In spite of largely consumption driven economic growth, state revenue continued to remain low as a proportion of the GDP. In fact, state revenue declined from about 20% of GDP in the mid 1970’s to about 8% to 10% of GDP in recent years. Implications of this became so obvious when university academics asked the government to allocate 6% of the GDP for education alone. While this was obviously an impossible proposition, public investment in education had declined to about 1.5% of the GDP. In fact, this was a small fraction of what many countries, even in the Asian region invested in public education in recent decades.

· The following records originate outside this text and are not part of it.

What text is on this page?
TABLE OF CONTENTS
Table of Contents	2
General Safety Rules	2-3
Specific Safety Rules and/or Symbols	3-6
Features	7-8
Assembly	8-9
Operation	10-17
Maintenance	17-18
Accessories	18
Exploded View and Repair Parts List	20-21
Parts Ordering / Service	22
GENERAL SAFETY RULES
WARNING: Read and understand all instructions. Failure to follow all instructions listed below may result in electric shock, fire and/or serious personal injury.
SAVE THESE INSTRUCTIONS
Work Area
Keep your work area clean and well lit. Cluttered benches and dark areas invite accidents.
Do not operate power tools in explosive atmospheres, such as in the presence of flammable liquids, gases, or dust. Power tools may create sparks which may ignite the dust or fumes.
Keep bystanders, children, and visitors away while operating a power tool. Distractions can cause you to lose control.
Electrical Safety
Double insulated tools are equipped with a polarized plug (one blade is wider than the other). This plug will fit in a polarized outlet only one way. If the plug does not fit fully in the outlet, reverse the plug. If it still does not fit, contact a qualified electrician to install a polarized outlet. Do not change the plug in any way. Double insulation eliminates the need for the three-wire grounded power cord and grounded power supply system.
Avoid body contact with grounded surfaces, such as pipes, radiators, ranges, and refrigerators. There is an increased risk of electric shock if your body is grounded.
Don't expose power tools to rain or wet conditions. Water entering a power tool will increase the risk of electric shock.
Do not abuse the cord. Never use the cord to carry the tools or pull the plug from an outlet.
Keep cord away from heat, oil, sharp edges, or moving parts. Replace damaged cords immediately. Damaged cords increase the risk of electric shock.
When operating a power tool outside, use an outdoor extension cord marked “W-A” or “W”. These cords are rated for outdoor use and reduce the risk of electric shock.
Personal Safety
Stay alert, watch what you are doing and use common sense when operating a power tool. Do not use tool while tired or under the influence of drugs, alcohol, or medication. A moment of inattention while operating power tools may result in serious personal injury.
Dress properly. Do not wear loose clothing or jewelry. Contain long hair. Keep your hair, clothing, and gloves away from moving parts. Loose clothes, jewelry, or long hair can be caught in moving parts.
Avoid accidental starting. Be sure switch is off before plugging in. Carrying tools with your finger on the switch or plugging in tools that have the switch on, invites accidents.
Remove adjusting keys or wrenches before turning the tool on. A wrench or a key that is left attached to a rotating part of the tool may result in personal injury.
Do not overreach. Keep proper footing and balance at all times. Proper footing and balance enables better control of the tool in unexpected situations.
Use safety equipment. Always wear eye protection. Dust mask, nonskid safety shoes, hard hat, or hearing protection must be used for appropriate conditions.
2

The result of a very low level of public investment in education has had serious consequences for the education sector. Well to do families began to move their children from government schools to international schools that proliferated in urban areas alongside well-equipped private schools. Poorer families had no choice but rely on poorly endowed schools for their children’s education. In short, providing equal opportunities to all children and youth became an impossibility within a highly unequal education system. The situation in the health and transport sectors has not been any better than in education.
As it is evident from what is outlined above, the economic and social conditions that emerged following the implementation of neoliberal policies over the last several decades have not been equitable, just or sustainable. In fact, the conditions became worse over the last two decades when the populist regimes that came to power did not seem to care about the emerging vulnerabilities of the Sri Lankan economy due to its serious structural distortions and weaknesses. Moreover, when the public funds raised through commercial borrowings were diverted into infrastructure projects that often did not have any prospect of generating an economic return, public debts became a very serious issue that needed urgent attention. Yet, what followed was even worse when authorities began to rely on commercial borrowings to raise public funds to support government expenditure and this eventually led to high inflation imposing a heavy burden on lower income groups in the country.
The developments outlined above eventually prepared the ground for the unprecedented economic crisis when the foreign debts accumulated over several decades could no longer be serviced, resulting in the declaration of bankruptcy in early 2022.
Based on the above discussion, it can be concluded that the path to the present economic crisis was laid by shortsighted policies adopted by successive governments with callous disregard for the serious adverse effects of such policies on a large majority of people. But, what is equally important to note is that there are no political leaders and others to take responsibility for the obvious policy failures.
On the other hand, the country cannot move forward, beyond the present crisis, unless a genuine national effort is made to not only agree on what went wrong but also come up with an alternative policy framework to guide desirable policy shifts and necessary institutional reforms at all levels.